Inflation continues to cast a worrying shadow over the US and Credit Suisse expects the Fed to change its interest rate strategy.
The global investment bank thinks the US Federal Reserve will start cutting rate hikes sooner than expected.
Their speculation is based on the fall in inflation in the country.
Jonathan Golub, the firm’s U.S. equity strategist, thinks the Fed will embark on a strong market break.
“This is actually what’s being priced into the market broadly,” said Golub.
“Every one of us sees when we go to the gas station that the price of gasoline is down, and oil is down. We see it even with food.”
“So, it really is showing up in the data already.
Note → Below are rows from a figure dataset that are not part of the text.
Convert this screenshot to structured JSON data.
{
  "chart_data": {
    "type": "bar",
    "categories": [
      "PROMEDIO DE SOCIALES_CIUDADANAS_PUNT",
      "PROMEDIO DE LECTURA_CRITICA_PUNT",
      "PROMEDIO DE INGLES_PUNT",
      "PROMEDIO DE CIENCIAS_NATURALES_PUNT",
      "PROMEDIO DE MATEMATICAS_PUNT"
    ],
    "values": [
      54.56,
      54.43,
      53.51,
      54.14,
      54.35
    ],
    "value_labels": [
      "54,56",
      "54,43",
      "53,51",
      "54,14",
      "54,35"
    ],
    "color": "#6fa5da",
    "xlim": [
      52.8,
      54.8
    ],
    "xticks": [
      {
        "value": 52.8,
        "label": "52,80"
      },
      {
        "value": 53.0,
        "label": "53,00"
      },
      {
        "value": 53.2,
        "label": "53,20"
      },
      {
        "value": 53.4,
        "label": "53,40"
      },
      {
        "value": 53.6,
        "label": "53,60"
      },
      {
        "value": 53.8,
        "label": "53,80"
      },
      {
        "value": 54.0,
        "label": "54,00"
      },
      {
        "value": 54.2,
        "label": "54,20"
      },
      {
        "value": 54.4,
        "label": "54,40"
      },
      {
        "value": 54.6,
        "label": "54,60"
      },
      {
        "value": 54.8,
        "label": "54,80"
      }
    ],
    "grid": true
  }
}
And, that’s a really big potential positive.”
Potential inflation collapse
A note has surfaced summarizing this week’s CPI and PPI data, and the chief equity “Futures indicate that Food and Energy prices should fall -5.7%and -11.8% by year end 2023, while Goods inflation has declined from 12.3% to 7.0% since February,” he explained.
“Over the past year, Services and Rents are up less than Headline CPI (5.5% and 5.8% vs. 8.5%).”
The Federal Reserve
Jonathan Golub expects the Federal Reserve to halt rate hikes as soon as it sees signs of lower inflation. He set out a schedule for the next four to six months.
“The market believes that come the first quarter, if we continue to go on this glide path where things renormalize, that they’re going to either pause or signal that they might pause,” Golub explained.
“If they do that, the stock market wants to move ahead of it. The stock market is really going to take off.”
Credit Suisse’s Chief Equity Strategist believes that now is the best strategic time to look for opportunities.
Golub pointed to consumer goods, industrial companies, integrated oil producers and refiners.
“Valuations on the market are somewhat between fair and inexpensive right now,” he said.
“Meaning there’s more upside from p/e [price to earnings] multiples.”
Jonathan Golub’s year-end target for the S&P 500 is 4,300 points, up about 5% from Monday’s close.
After the last two months, the index is up almost 8%. However, the S&P is still around 15% below its all-time high.